The significant difference of the values of Du_In obtained in runs with different mole fractions of Te is obvious from the comparison of results listed in tables 1 and 2, while the values of Du_Te are practically the same in both tables. This phenomenon is probably due to the formation of vacant sites in the indium sublattice of In_0.976Te (mole fraction 0.506 of Te) accompanying the formation of an equivalent amount of indium atoms with higher degree of oxidation, whose additional bonds should compensate the bonds which had disappeared because of the formation of vacant sites.
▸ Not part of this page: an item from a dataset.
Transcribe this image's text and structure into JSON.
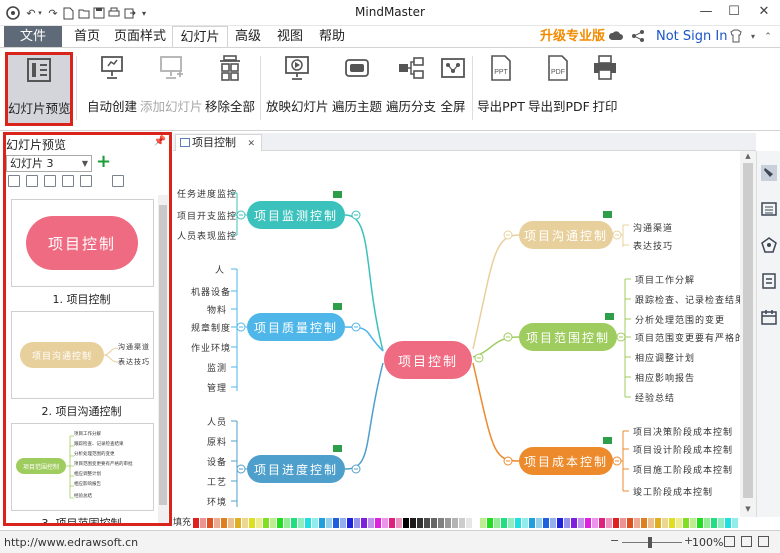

The difference of energies of both bonds should not be large /3/ and the concentration of vacant sites in In_0.976Te is rather low, so no difference of enthalpy of formation between the two specimens of indium tellurides, which have been investigated, was revealed within the limit of the uncertainty of calorimetric measurements.

With this in mind we decided to calculate the enthalpy of formation of indium telluride on the basis of the mean value of DuTe obtained as a result of combined treatment of all the results: Du_Te=(558.0+2.0) J/g or (-558.0+3.3) J/g when the uncertainty of the energy equivalent was taken into consideration. Correction for impurities was not made because of the negligible content of impurities in the starting materials. We have finally:

D_fH⁰_m(InTe,cr,298.15 K) = -(71.2+0.4) kJ/mol.

This value is in a good agreement with published results /3,4/, but the extent of its uncertainty is substantially lower.

REFERENCES

1. Hahn, H.; Burrow, F. Angew.Chemie 1956, 68, 382.
2. Gerasimov, J.I.; Abbasov, A.S.; Nikol'skaya, A.V. Doklady Akademii Nauk SSSR 1962, 147, 835.
3. Robinson, P.M.; Bever, M.B. Trans.Metallurg.Soc. AIME 1966, 236, 814.
4. Jena, A.K.; Bever, M.B.; Banus, M.D. Trans.Metallurg.Soc. AlME 1967, 239, 1232.
5. Medvedev, V.A.; Bergman, G.A.; et al. Termicheskie Konstanty Veshestv (Thermal Constants of Substances). Glushko, V.P. et al: editors. VINITI: Moscow. 1971, issue V.
6. Grochowski, E.G.; Mason, D.R.; Schmitt, G.A.; Smith, P.H. J.Phys.Chem.Solids 1964, 25, 551.
7. Davydov, A.V. Thesis, Moscow State University, Department of Chemistry, Faculty of Inorganic Chemistry. 1989.
8. Lavut, E.G., Chelovskaya, N.V. J.Chem.Thermodynamics 1989, 21, 765.